Да и, попросту говоря, мною двигала обида, что четырнадцать лучших лет моей жизни, отданных «Современнику», почему-то должны были пойти псу под хвост.
Я отказался. Отказался и Женя Евстигнеев. Думаю, что на решение остальных артистов «Современника» не идти за Ефремовым во МХАТ повлияла наша с Евстигнеевым позиция. И надо было срочно что-то делать, действовать, предпринимать, чтобы «Современник» выжил.
Тогда я решил стать директором театра. Не сам себя предложил, а согласился на предложение. Если бы этого не было, вряд ли бы я решился самостоятельно принести себя на заклание. Для чего? Чтобы и самому себе, и Олегу Николаевичу доказать, что мы способны жить дальше и без него? Вопрос был не в том, что мы сможем жить лучше без Ефремова, а в том, как мы сможем сохранить театр. Что, собственно, и было сделано с большей или меньшей мерой художественной убедительности. Решение мое оказалось достаточно неожиданным: преуспевающий актер, не вылезающий из кино, один из ведущих актеров театра. А что такое директор? Это человек, который должен ублажать труппу…
Я был тогда таким «любимцем партии и народа». Как написал Гейдар Алиев, когда мы были на гастролях в Баку: «Я не знал, Олег Табаков, любимец партии, народа, что обаятелен таков, что помнить Вас мы будем годы». И зачитал это на роскошном приеме у первого секретаря компартии Азербайджана, который одной бровью давал сигнал, чтобы пел соловей Рашид Бейбутов, а когда какая-то народная артистка заартачилась, он поднял вторую бровь, и она заголосила…
Итак, директорство меня не пугало. Уже был привычный опыт общественной работы, которую я делал с первого дня жизни в театре.
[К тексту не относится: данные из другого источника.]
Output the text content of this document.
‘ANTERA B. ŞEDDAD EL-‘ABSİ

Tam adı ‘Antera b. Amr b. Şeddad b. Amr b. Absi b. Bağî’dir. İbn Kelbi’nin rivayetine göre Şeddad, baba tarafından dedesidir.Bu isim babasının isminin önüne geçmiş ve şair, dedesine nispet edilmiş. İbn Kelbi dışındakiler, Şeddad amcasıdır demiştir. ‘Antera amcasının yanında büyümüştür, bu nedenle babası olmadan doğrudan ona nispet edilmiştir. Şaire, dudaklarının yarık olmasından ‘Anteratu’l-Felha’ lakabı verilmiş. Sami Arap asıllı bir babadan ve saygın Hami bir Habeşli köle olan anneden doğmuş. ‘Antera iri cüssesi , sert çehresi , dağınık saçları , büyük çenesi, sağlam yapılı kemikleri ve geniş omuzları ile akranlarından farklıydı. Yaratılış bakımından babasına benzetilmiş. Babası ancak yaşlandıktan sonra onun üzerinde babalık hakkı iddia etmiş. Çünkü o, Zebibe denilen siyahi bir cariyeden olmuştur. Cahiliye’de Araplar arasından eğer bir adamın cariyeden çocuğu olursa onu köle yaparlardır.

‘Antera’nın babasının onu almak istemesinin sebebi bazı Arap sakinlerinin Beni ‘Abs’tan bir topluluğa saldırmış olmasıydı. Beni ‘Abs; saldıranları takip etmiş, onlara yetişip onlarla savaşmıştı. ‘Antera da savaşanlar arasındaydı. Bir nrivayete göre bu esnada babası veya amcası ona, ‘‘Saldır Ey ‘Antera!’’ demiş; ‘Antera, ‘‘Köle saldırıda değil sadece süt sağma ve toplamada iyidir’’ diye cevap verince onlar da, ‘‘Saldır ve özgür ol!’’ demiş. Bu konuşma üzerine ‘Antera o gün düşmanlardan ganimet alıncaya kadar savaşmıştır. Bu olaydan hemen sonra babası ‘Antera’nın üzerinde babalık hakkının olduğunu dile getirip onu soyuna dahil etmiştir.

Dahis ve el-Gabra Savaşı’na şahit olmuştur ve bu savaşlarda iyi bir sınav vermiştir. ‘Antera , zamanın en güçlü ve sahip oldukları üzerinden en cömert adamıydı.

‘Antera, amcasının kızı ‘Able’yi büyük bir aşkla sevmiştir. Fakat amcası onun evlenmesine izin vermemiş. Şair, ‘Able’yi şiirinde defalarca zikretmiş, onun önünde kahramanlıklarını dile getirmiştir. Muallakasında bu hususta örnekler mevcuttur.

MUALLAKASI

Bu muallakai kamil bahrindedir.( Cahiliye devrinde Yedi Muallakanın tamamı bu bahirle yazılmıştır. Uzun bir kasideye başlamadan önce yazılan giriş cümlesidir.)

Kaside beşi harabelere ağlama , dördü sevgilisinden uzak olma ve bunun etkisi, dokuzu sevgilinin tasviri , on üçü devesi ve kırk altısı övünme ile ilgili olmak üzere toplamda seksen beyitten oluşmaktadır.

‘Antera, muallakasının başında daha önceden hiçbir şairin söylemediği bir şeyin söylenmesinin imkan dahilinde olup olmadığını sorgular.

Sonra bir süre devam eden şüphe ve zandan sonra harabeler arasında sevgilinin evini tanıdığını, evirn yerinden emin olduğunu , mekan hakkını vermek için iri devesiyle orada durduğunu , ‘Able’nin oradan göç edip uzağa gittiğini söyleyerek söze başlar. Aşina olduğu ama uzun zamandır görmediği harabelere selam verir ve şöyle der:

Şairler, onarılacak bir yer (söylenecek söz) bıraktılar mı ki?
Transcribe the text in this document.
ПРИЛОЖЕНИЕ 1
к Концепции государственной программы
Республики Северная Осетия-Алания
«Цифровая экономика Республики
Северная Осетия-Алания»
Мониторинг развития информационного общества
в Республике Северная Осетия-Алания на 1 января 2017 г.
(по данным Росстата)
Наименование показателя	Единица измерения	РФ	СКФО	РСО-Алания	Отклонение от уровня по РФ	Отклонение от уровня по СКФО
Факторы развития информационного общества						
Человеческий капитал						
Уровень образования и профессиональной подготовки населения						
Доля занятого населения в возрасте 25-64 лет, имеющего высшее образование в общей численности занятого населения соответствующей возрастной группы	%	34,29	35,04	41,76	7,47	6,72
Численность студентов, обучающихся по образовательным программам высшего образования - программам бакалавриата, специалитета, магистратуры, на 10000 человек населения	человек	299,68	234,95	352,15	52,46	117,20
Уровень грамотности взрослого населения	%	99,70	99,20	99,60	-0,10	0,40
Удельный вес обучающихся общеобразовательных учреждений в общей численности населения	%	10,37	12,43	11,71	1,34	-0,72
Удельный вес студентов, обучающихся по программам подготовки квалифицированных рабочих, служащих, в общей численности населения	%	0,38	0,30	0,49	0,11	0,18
Перед тем как утвердить мое назначение, меня пригласили в горком партии и начали со мной беседовать: вроде того, не наследую ли я театр. Я объяснил, что наследовать театр не могу, поскольку у меня практически нет режиссерских работ (к тому времени я поставил только «странный» спектакль «Белоснежка и семь гномов», да и то выпускал его Олег Николаевич), и что я решил стать директором «Современника», а не главным режиссером.
Информация о том, что Олег Николаевич Ефремов назначен художественным руководителем МХАТа, а Олег Павлович Табаков – директором московского драматического театра «Современник», была напечатана в газетах одновременно.
Серьезного отношения к моему назначению у моих коллег не было. «Лёлик – директор? Ну, во-первых, он мудак, что согласился. Он же один из первых артистов, а первых артистов надо холить, лелеять, соблазнять ролями, званиями поощрять, квартирами. А он взял и нахлобучил на себя эти обязанности. Зачем ему это нужно?» Другие восклицали: «Как это?! Один из нас в одночасье становится главным?» Для людей актерского цеха актер-директор – нечто весьма неприличное и странное.
И в то же время, если спокойно взглянуть на то же самое явление с точки зрения фактов, то надо сказать, что шесть с половиной лет моего директорства были для «Современника» не самой худшей порой. Ничего экстраординарного или сверхъестественного я не делал, просто был нормальным интеллигентным человеком, который согласился быть «ассенизатором и водовозом» в щекотливой ситуации. И, как мне кажется, успел сделать немало.
В самом начале моего директорства произошел конфликт с Ефремовым.
После его ухода функции главного режиссера исполняла художественная коллегия в составе: Евстигнеев, Табаков, Волчек, Кваша, Толмачева и Мягков. И вот однажды, придя на заседание нашей коллегии, мучительно решавшей некие проблемы, Олег Николаевич заявил: вы, дескать, тут рассуждаете, а Лёлик Табаков-то уже согласился сесть на мое место. То есть занять место главного режиссера или художественного руководителя. А это было неправдой. Я давал согласие занять место директора, что составляет существенную разницу, ибо в моем согласии стать директором заключались вера в сообразительность мозгов, в пробивную силу моего «кинолица» и то доверие, которое я вызывал у властей предержащих. Что называется, схватив Олега Николаевича за руку, я повлек его в горком партии, ибо на вопрос, откуда у него такая информация, он недвусмысленно сослался на конкретную организацию. Там ему, конечно, подтвердили, что я говорю правду, но, как догадываются мои читатели, заявление Ефремова, уже произнесенное вслух, оказалось мощным средством, подрывающим доверие моих товарищей. Они стали возмущаться: «Как, он еще и художественным руководителем хочет быть?!» На что, в сознании коллег, я никак не годился. Может, они и правы были в своих сомнениях насчет моих потенциальных возможностей. Но тогда я бы и сам не взялся художественно руководить театром, потому что меня не слишком устраивало положение дел в «Современнике». Было гораздо важнее доказать способность театра жить самостоятельно и полноценно.